9. Op basis van het voorgaande concludeert de kantonrechter dat tussen [gedaagde] en Nuon en aldus – ingevolge het systeem van de E-wet – tussen [gedaagde] en Liander geen overeenkomst heeft bestaan, zodat van een toerekenbare tekortkoming in de nakoming geen sprake kan zijn.

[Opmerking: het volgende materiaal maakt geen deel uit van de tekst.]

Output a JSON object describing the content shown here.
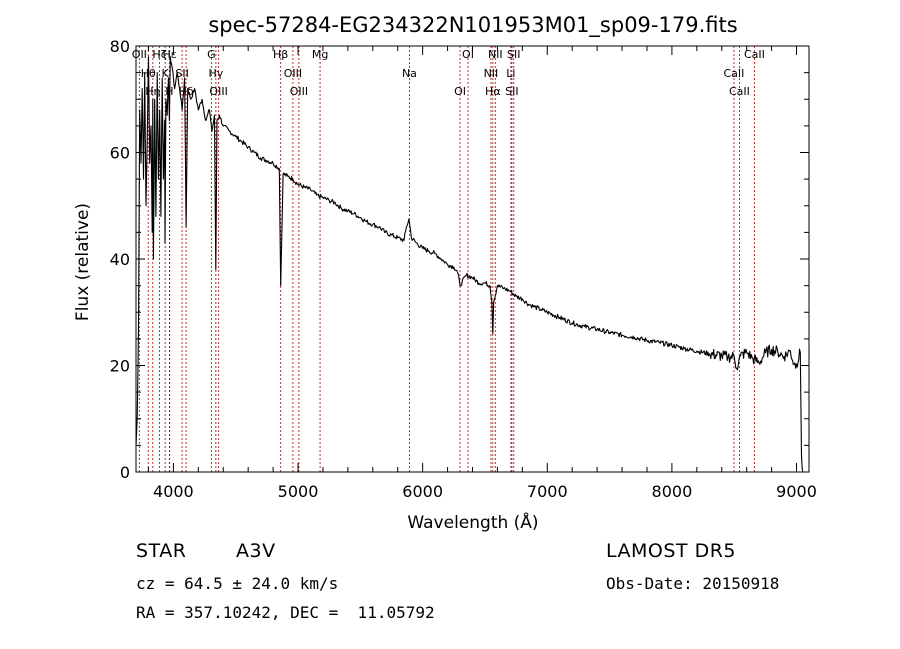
{
  "chart_data": {
    "type": "line",
    "title": "spec-57284-EG234322N101953M01_sp09-179.fits",
    "xlabel": "Wavelength (Å)",
    "ylabel": "Flux (relative)",
    "xlim": [
      3700,
      9100
    ],
    "ylim": [
      0,
      80
    ],
    "xticks": [
      4000,
      5000,
      6000,
      7000,
      8000,
      9000
    ],
    "yticks": [
      0,
      20,
      40,
      60,
      80
    ],
    "grid": false,
    "series": [
      {
        "x": [
          3700,
          3710,
          3720,
          3730,
          3740,
          3750,
          3760,
          3770,
          3780,
          3790,
          3800,
          3810,
          3820,
          3830,
          3835,
          3840,
          3850,
          3860,
          3870,
          3880,
          3890,
          3900,
          3910,
          3920,
          3930,
          3933,
          3940,
          3950,
          3960,
          3968,
          3975,
          3990,
          4010,
          4030,
          4050,
          4070,
          4090,
          4102,
          4115,
          4140,
          4170,
          4200,
          4230,
          4260,
          4290,
          4310,
          4330,
          4340,
          4350,
          4370,
          4400,
          4450,
          4500,
          4550,
          4600,
          4650,
          4700,
          4750,
          4800,
          4850,
          4861,
          4880,
          4920,
          4960,
          5000,
          5050,
          5100,
          5150,
          5200,
          5250,
          5300,
          5350,
          5400,
          5450,
          5500,
          5550,
          5600,
          5650,
          5700,
          5750,
          5800,
          5850,
          5870,
          5890,
          5910,
          5950,
          6000,
          6050,
          6100,
          6150,
          6200,
          6250,
          6280,
          6300,
          6350,
          6400,
          6450,
          6500,
          6540,
          6555,
          6563,
          6570,
          6600,
          6650,
          6700,
          6750,
          6800,
          6850,
          6900,
          6950,
          7000,
          7100,
          7200,
          7300,
          7400,
          7500,
          7600,
          7700,
          7800,
          7900,
          8000,
          8100,
          8200,
          8300,
          8400,
          8450,
          8500,
          8520,
          8550,
          8600,
          8650,
          8700,
          8750,
          8800,
          8850,
          8900,
          8950,
          8980,
          9000,
          9030,
          9040,
          9050
        ],
        "y": [
          5,
          10,
          27,
          68,
          58,
          72,
          55,
          75,
          50,
          62,
          78,
          58,
          65,
          45,
          70,
          40,
          70,
          48,
          75,
          55,
          68,
          48,
          74,
          55,
          66,
          43,
          70,
          67,
          74,
          66,
          78,
          76,
          72,
          75,
          72,
          68,
          74,
          46,
          72,
          70,
          72,
          68,
          70,
          66,
          68,
          64,
          67,
          38,
          66,
          67,
          65,
          64,
          63,
          62,
          61,
          60,
          59,
          58.5,
          58,
          57,
          35,
          56,
          55.5,
          55,
          54,
          53.5,
          53,
          52,
          51.5,
          51,
          50.5,
          49.5,
          49,
          48.5,
          47.8,
          47,
          46.5,
          46,
          45,
          44.5,
          44,
          43.5,
          46,
          47.5,
          44,
          43,
          42,
          41.5,
          41,
          40,
          39,
          38.5,
          37.5,
          35,
          37,
          36.5,
          35.5,
          35.5,
          35,
          32,
          26,
          32,
          35,
          34.5,
          34,
          33,
          32.5,
          31.5,
          31,
          30.5,
          30,
          29,
          28,
          27.3,
          26.8,
          26.2,
          25.7,
          25.3,
          24.7,
          24.3,
          23.8,
          23.2,
          22.7,
          22.2,
          21.8,
          21.6,
          21.7,
          19.5,
          21.8,
          22.5,
          21.3,
          20.5,
          22.4,
          23,
          22.6,
          21.7,
          22.8,
          20.2,
          20.3,
          22.5,
          3,
          0
        ]
      }
    ],
    "lines": [
      {
        "label": "OII",
        "x": 3727
      },
      {
        "label": "Hθ",
        "x": 3798
      },
      {
        "label": "Hη",
        "x": 3835
      },
      {
        "label": "Hζ",
        "x": 3889
      },
      {
        "label": "K",
        "x": 3934
      },
      {
        "label": "H",
        "x": 3968
      },
      {
        "label": "Hε",
        "x": 3970
      },
      {
        "label": "SII",
        "x": 4070
      },
      {
        "label": "Hδ",
        "x": 4102
      },
      {
        "label": "G",
        "x": 4305
      },
      {
        "label": "Hγ",
        "x": 4341
      },
      {
        "label": "OIII",
        "x": 4363
      },
      {
        "label": "Hβ",
        "x": 4861
      },
      {
        "label": "OIII",
        "x": 4959
      },
      {
        "label": "OIII",
        "x": 5007
      },
      {
        "label": "Mg",
        "x": 5177
      },
      {
        "label": "Na",
        "x": 5894
      },
      {
        "label": "OI",
        "x": 6300
      },
      {
        "label": "OI",
        "x": 6364
      },
      {
        "label": "NII",
        "x": 6548
      },
      {
        "label": "Hα",
        "x": 6563
      },
      {
        "label": "NII",
        "x": 6583
      },
      {
        "label": "Li",
        "x": 6708
      },
      {
        "label": "SII",
        "x": 6716
      },
      {
        "label": "SII",
        "x": 6731
      },
      {
        "label": "CaII",
        "x": 8498
      },
      {
        "label": "CaII",
        "x": 8542
      },
      {
        "label": "CaII",
        "x": 8662
      }
    ]
  },
  "info": {
    "class": "STAR",
    "subclass": "A3V",
    "survey": "LAMOST DR5",
    "cz": "cz = 64.5 ± 24.0 km/s",
    "obs_date": "Obs-Date: 20150918",
    "radec": "RA = 357.10242, DEC =  11.05792"
  }
}
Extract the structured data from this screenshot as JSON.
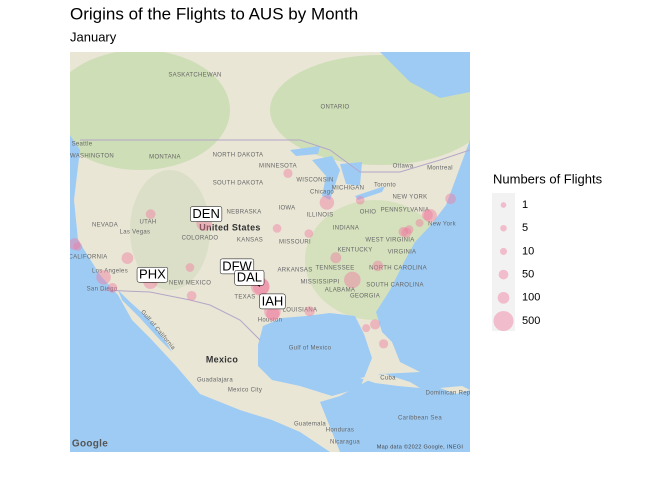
{
  "chart_data": {
    "type": "bubble_map",
    "title": "Origins of the Flights to AUS by Month",
    "subtitle": "January",
    "color": "#f07ca0",
    "size_legend": {
      "title": "Numbers of Flights",
      "values": [
        1,
        5,
        10,
        50,
        100,
        500
      ]
    },
    "points": [
      {
        "lon": -84.43,
        "lat": 33.64,
        "value": 300
      },
      {
        "lon": -87.9,
        "lat": 41.98,
        "value": 200
      },
      {
        "lon": -104.67,
        "lat": 39.86,
        "value": 250,
        "label": "DEN"
      },
      {
        "lon": -97.04,
        "lat": 32.9,
        "value": 400,
        "label": "DFW"
      },
      {
        "lon": -96.85,
        "lat": 32.85,
        "value": 300,
        "label": "DAL"
      },
      {
        "lon": -95.34,
        "lat": 29.98,
        "value": 300,
        "label": "IAH"
      },
      {
        "lon": -95.28,
        "lat": 29.65,
        "value": 150
      },
      {
        "lon": -112.01,
        "lat": 33.43,
        "value": 200,
        "label": "PHX"
      },
      {
        "lon": -118.41,
        "lat": 33.94,
        "value": 200
      },
      {
        "lon": -117.19,
        "lat": 32.73,
        "value": 50
      },
      {
        "lon": -122.38,
        "lat": 37.62,
        "value": 100
      },
      {
        "lon": -115.15,
        "lat": 36.08,
        "value": 100
      },
      {
        "lon": -111.98,
        "lat": 40.79,
        "value": 50
      },
      {
        "lon": -106.38,
        "lat": 31.81,
        "value": 50
      },
      {
        "lon": -106.61,
        "lat": 35.04,
        "value": 30
      },
      {
        "lon": -90.26,
        "lat": 29.99,
        "value": 60
      },
      {
        "lon": -86.68,
        "lat": 36.12,
        "value": 80
      },
      {
        "lon": -81.31,
        "lat": 28.43,
        "value": 60
      },
      {
        "lon": -80.15,
        "lat": 26.07,
        "value": 40
      },
      {
        "lon": -73.78,
        "lat": 40.64,
        "value": 150
      },
      {
        "lon": -74.17,
        "lat": 40.69,
        "value": 80
      },
      {
        "lon": -71.0,
        "lat": 42.36,
        "value": 70
      },
      {
        "lon": -77.04,
        "lat": 38.85,
        "value": 60
      },
      {
        "lon": -77.46,
        "lat": 38.94,
        "value": 50
      },
      {
        "lon": -80.94,
        "lat": 35.21,
        "value": 70
      },
      {
        "lon": -93.22,
        "lat": 44.88,
        "value": 40
      },
      {
        "lon": -83.35,
        "lat": 42.21,
        "value": 30
      },
      {
        "lon": -90.37,
        "lat": 38.75,
        "value": 30
      },
      {
        "lon": -94.71,
        "lat": 39.3,
        "value": 30
      },
      {
        "lon": -121.93,
        "lat": 37.36,
        "value": 30
      },
      {
        "lon": -76.67,
        "lat": 39.18,
        "value": 30
      },
      {
        "lon": -75.24,
        "lat": 39.87,
        "value": 20
      },
      {
        "lon": -82.53,
        "lat": 27.98,
        "value": 20
      }
    ],
    "map_labels": [
      "SASKATCHEWAN",
      "ONTARIO",
      "Seattle",
      "WASHINGTON",
      "MONTANA",
      "NORTH DAKOTA",
      "MINNESOTA",
      "SOUTH DAKOTA",
      "WISCONSIN",
      "MICHIGAN",
      "Ottawa",
      "Montreal",
      "Toronto",
      "NEW YORK",
      "New York",
      "Chicago",
      "NEBRASKA",
      "IOWA",
      "ILLINOIS",
      "OHIO",
      "PENNSYLVANIA",
      "NEVADA",
      "UTAH",
      "United States",
      "COLORADO",
      "KANSAS",
      "MISSOURI",
      "INDIANA",
      "CALIFORNIA",
      "Las Vegas",
      "Los Angeles",
      "San Diego",
      "NEW MEXICO",
      "TENNESSEE",
      "KENTUCKY",
      "WEST VIRGINIA",
      "VIRGINIA",
      "NORTH CAROLINA",
      "SOUTH CAROLINA",
      "ARKANSAS",
      "MISSISSIPPI",
      "ALABAMA",
      "GEORGIA",
      "TEXAS",
      "LOUISIANA",
      "Houston",
      "Gulf of California",
      "Gulf of Mexico",
      "Mexico",
      "Guadalajara",
      "Mexico City",
      "Cuba",
      "Dominican Republic",
      "Caribbean Sea",
      "Guatemala",
      "Honduras",
      "Nicaragua",
      "Google",
      "Map data ©2022 Google, INEGI"
    ]
  }
}
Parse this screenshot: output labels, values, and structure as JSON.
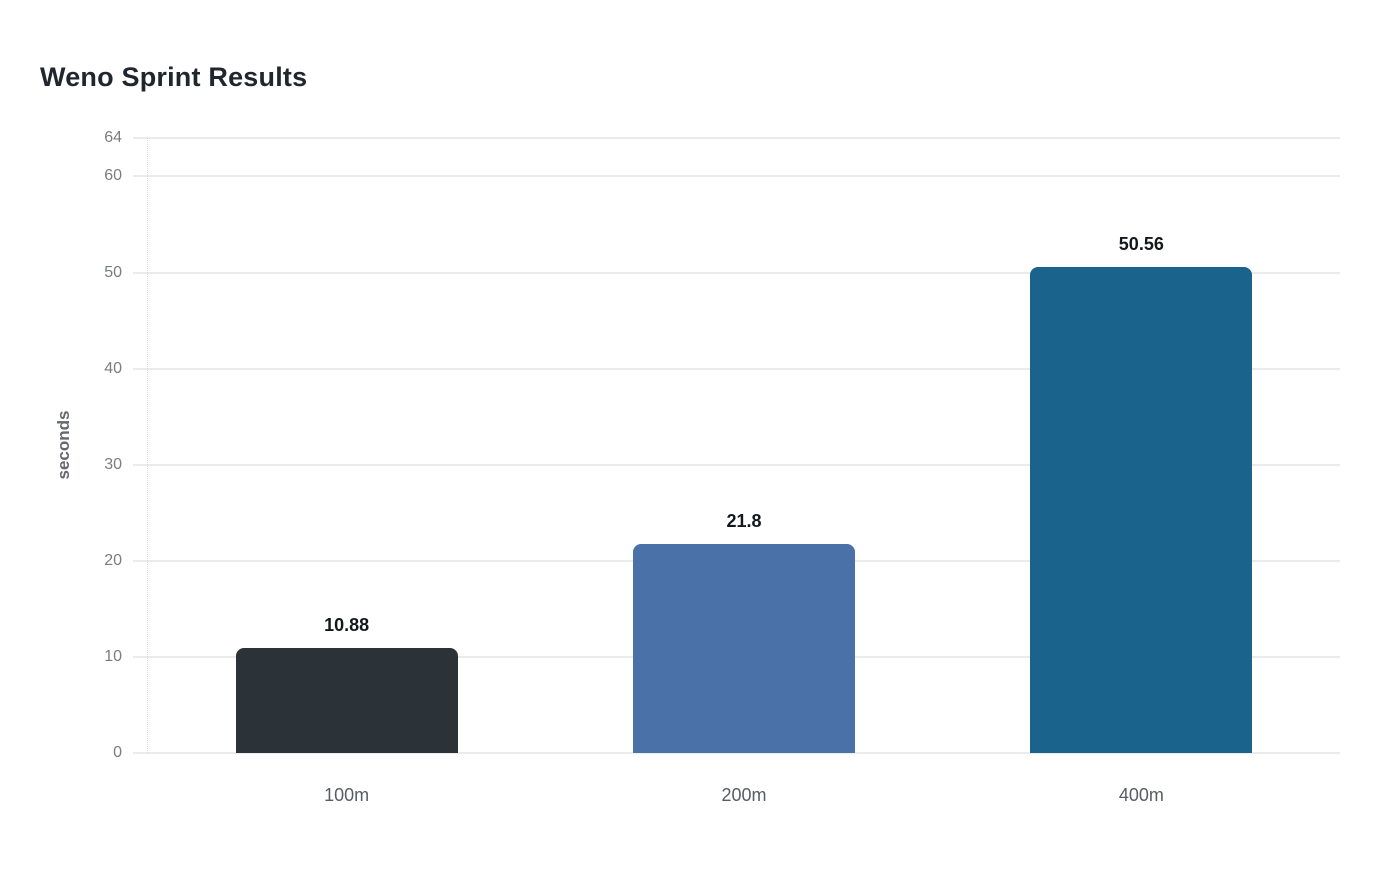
{
  "chart_data": {
    "type": "bar",
    "title": "Weno Sprint Results",
    "xlabel": "",
    "ylabel": "seconds",
    "categories": [
      "100m",
      "200m",
      "400m"
    ],
    "values": [
      10.88,
      21.8,
      50.56
    ],
    "value_labels": [
      "10.88",
      "21.8",
      "50.56"
    ],
    "bar_colors": [
      "#2b3338",
      "#4a72a8",
      "#19638c"
    ],
    "yticks": [
      0,
      10,
      20,
      30,
      40,
      50,
      60,
      64
    ],
    "ytick_labels": [
      "0",
      "10",
      "20",
      "30",
      "40",
      "50",
      "60",
      "64"
    ],
    "ylim": [
      0,
      64
    ],
    "grid": true,
    "legend_position": "none"
  },
  "style": {
    "background": "#ffffff",
    "title_color": "#1f262e",
    "tick_label_color": "#797d81",
    "category_label_color": "#565d63",
    "value_label_color": "#14181c",
    "y_axis_title_color": "#65696d",
    "grid_color": "#ebebeb",
    "axis_line_color": "#d9d9d9"
  }
}
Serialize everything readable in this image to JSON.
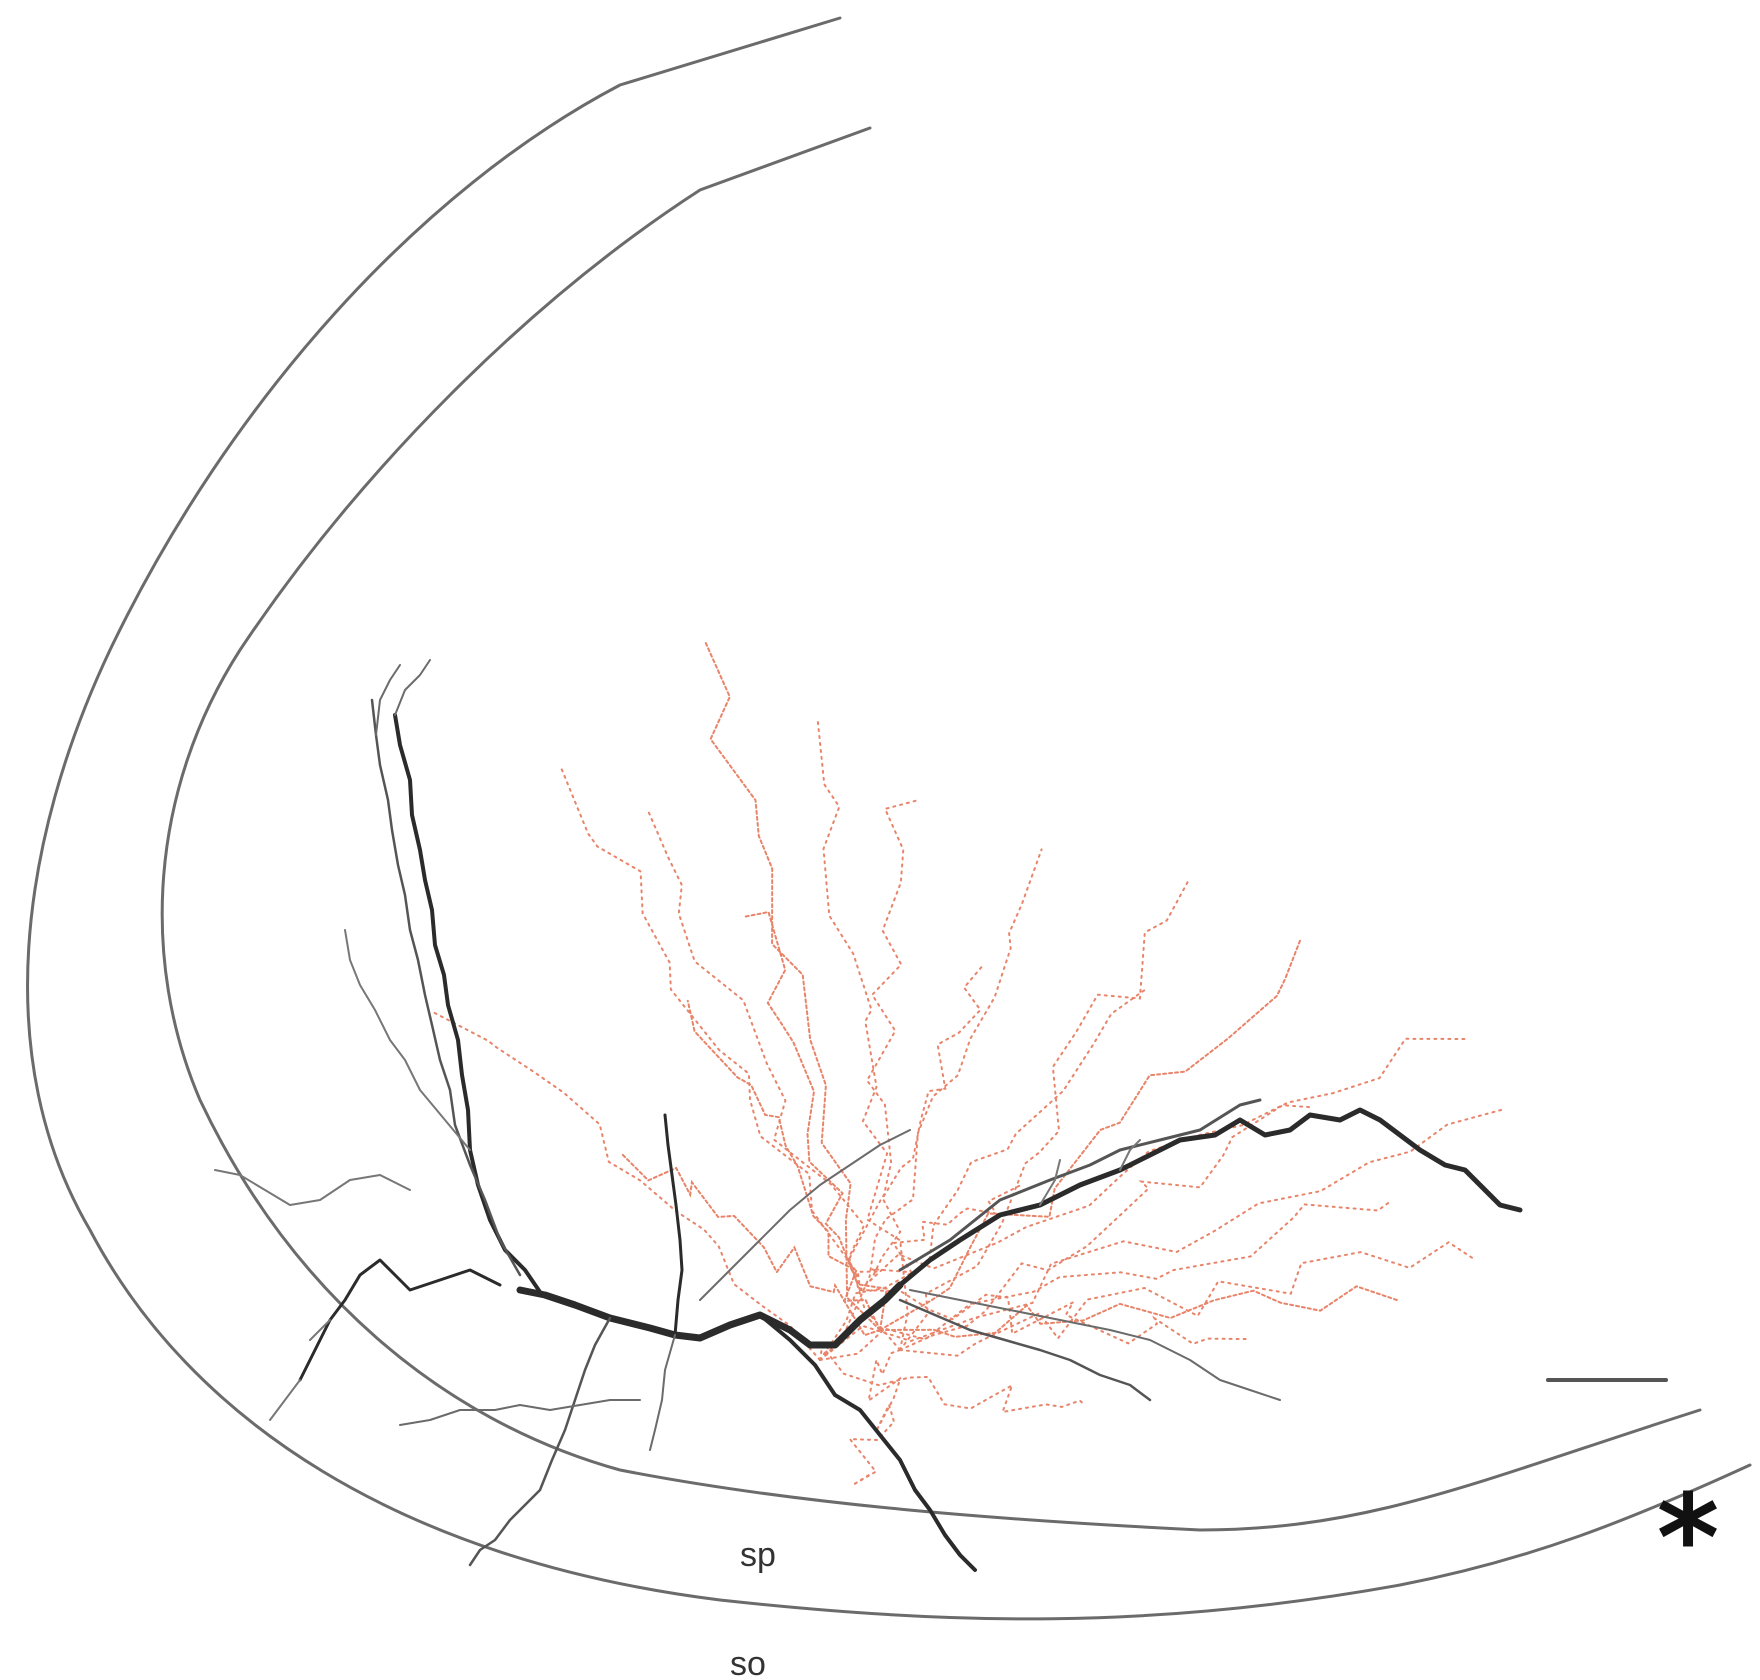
{
  "labels": {
    "layer_sp": "sp",
    "layer_so": "so",
    "marker": "*"
  },
  "colors": {
    "background": "#ffffff",
    "boundary": "#6b6b6b",
    "dendrite": "#2b2b2b",
    "dendrite_light": "#7a7a7a",
    "axon": "#e8846a"
  }
}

10. Van een schending van de zorgplicht door [gedaagde] is in het licht van het voorgaande naar het oordeel van de kantonrechter evenmin sprake. Anders dan Liander kennelijk meent, maakt de enkele omstandigheid dat [gedaagde] een huurovereenkomst heeft getekend met betrekking tot het pand aan [adres 2] niet zonder meer dat hij verantwoordelijk is voor alle contracten die op dat betreffende adres worden afgesloten.
11. De kantonrechter concludeert op grond van het voorgaande dat [gedaagde] niet aansprakelijk is voor de door Liander geleden schade en zal alle vorderingen van Liander dan ook afwijzen.
12. Bij deze uitkomst van de procedure wordt Liander als de in het ongelijk gestelde partij veroordeeld in de proceskosten aan de zijde van [gedaagde].

BESLISSING

De kantonrechter:
wijst het gevorderde af,
veroordeelt Liander in de proceskosten, aan de zijde van [gedaagde] tot op heden begroot op € 150,00 (0,5 punt x tarief € 300,00) aan salaris gemachtigde,
inclusief eventueel verschuldigde btw.
Aldus gewezen door mr. A.E. de Vos, kantonrechter, bijgestaan door mr. C.F.E.M. Mes, griffier, en uitgesproken ter openbare terechtzitting van 31 oktober 2014.